The abrupt decision to let one’s beard grow. An assertion of identity, of self, to counteract growing inner uncertainty? Or an attempt to hide behind a dawning hurtful truth?

They spent the rest of the day touring the city and out of a sense of homage visited the grave of the great German philosopher Immanuel Kant, one of the legendary figures of the eighteenth-century Enlightenment. That night Volodya and his friends boarded a train back to Moscow, and Masha, who had one more week of vacation, took a train to Klaipeda and rode from there by bus to Palanga, the Baltic Sea resort town where her mother was staying with the children.

That was the last summer of the Soviet paradise for the Slepaks, the last year of servile imprisonment for many Jews in the Soviet Union.

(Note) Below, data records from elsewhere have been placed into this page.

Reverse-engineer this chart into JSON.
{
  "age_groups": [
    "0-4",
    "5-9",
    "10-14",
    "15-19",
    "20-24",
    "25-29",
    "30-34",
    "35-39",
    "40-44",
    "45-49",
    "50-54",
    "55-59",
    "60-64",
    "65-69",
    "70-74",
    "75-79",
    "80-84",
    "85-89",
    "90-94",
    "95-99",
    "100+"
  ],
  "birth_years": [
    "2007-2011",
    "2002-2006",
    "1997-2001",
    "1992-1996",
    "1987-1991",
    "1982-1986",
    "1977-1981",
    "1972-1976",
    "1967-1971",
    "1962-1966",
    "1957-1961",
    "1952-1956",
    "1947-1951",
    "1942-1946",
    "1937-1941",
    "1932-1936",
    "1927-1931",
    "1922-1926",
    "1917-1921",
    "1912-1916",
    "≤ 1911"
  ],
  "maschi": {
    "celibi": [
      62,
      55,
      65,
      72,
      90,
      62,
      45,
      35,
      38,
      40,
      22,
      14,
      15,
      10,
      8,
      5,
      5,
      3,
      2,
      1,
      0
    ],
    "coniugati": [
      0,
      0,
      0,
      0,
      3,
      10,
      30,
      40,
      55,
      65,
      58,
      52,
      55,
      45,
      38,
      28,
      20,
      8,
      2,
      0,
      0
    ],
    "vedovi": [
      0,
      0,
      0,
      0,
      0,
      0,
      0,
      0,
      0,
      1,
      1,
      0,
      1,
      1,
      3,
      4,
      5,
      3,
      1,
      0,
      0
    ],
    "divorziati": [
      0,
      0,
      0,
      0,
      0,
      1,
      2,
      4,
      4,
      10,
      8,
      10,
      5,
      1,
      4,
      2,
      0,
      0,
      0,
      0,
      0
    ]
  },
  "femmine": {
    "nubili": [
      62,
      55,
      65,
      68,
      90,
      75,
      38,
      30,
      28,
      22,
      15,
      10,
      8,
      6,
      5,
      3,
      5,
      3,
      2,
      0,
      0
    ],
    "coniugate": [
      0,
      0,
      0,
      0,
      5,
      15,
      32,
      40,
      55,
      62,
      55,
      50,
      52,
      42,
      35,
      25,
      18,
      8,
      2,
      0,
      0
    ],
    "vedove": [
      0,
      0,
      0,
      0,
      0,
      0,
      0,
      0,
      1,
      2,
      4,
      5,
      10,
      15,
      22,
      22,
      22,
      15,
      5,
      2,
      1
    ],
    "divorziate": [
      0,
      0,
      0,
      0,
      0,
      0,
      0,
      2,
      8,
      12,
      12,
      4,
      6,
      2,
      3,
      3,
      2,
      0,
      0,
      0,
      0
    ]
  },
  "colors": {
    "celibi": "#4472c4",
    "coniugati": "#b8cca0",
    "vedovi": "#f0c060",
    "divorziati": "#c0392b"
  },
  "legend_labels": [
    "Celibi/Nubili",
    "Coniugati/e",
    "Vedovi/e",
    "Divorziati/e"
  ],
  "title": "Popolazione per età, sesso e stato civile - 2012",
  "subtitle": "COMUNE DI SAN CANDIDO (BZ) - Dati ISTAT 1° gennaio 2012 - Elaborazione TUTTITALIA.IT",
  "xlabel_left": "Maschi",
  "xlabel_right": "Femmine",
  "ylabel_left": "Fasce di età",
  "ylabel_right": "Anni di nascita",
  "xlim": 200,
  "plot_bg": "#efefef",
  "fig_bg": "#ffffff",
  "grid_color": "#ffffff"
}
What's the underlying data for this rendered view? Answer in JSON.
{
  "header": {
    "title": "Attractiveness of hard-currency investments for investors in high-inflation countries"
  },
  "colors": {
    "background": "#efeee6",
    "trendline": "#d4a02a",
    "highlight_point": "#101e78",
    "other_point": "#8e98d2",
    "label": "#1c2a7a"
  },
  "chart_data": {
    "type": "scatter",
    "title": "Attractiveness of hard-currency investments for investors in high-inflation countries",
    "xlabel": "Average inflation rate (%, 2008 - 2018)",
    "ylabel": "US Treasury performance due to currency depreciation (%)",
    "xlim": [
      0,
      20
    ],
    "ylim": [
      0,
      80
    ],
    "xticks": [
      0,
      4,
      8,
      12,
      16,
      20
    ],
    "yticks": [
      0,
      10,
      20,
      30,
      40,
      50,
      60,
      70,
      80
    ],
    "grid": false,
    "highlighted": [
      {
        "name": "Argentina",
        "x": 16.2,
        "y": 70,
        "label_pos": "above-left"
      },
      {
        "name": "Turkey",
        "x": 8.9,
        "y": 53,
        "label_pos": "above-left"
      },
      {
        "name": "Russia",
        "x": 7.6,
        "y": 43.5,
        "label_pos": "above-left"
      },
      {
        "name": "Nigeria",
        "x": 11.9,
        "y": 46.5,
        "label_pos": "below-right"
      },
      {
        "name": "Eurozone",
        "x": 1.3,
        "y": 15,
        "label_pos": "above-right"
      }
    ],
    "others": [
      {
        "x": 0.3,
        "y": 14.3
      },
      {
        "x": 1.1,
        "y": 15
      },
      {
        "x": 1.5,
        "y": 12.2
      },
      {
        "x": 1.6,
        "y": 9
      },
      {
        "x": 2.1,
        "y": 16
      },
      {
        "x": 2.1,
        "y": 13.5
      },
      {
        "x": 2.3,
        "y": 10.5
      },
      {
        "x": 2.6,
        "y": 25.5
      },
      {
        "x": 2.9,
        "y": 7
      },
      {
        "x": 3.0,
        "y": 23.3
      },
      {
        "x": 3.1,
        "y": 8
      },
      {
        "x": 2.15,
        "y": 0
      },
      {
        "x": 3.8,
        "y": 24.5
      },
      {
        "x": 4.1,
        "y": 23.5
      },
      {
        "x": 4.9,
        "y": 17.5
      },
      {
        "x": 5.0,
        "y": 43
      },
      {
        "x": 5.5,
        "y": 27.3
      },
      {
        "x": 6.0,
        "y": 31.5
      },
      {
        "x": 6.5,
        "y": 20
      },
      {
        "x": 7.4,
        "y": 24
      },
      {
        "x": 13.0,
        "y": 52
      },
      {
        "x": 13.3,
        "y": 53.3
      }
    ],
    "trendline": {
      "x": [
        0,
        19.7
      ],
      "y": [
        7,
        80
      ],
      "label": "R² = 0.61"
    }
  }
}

In 1926 there were more than one thousand synagogues in the Soviet Union; in 1966, sixty-two. Each synagogue now functioned separately, fighting its own battle for survival; there was no central religious Jewish organization. Thirty of the synagogues were located in non-European regions of the Soviet Union, in which lived less than 10 percent of the country’s total Jewish population. The Oriental Jews of those regions would have fought to the death against any attempt to close their synagogues, and the authorities mostly left them alone. More important, Oriental Jews did not have the sense of Jewish nationalist consciousness that existed among Western Jews, for whom religious ideas invariably ignited the fires of nationalism. Thus the Soviet authorities fought hard against overt manifestations of religion in the ranks of Western Jews. And those Jews, largely assimilated and yielding to government harassment, had witnessed over the years the regime’s anti-Semitic propaganda campaigns, the closing of synagogues, the uprooting of institutions that might afford opportunities for assembly and separateness; had witnessed, silently until now, the gradual collapse of Judaism all around them: the absence of academies of higher Jewish learning; the suppression of the religious education of children; the gradual rise in the average age-now above seventy-of rabbis, ritual slaughterers, and circumcisers; and the expunging of all public references to explicitly Jewish contributions to Soviet life past and present. Synagogue life, controlled; a Yiddish press, dead, save for showpiece publications. Clearly, it was the intention of the government to throttle the living organism of Judaism until such time as it would indeed cease to exist, thereby demonstrating the truth of the announcement of its demise.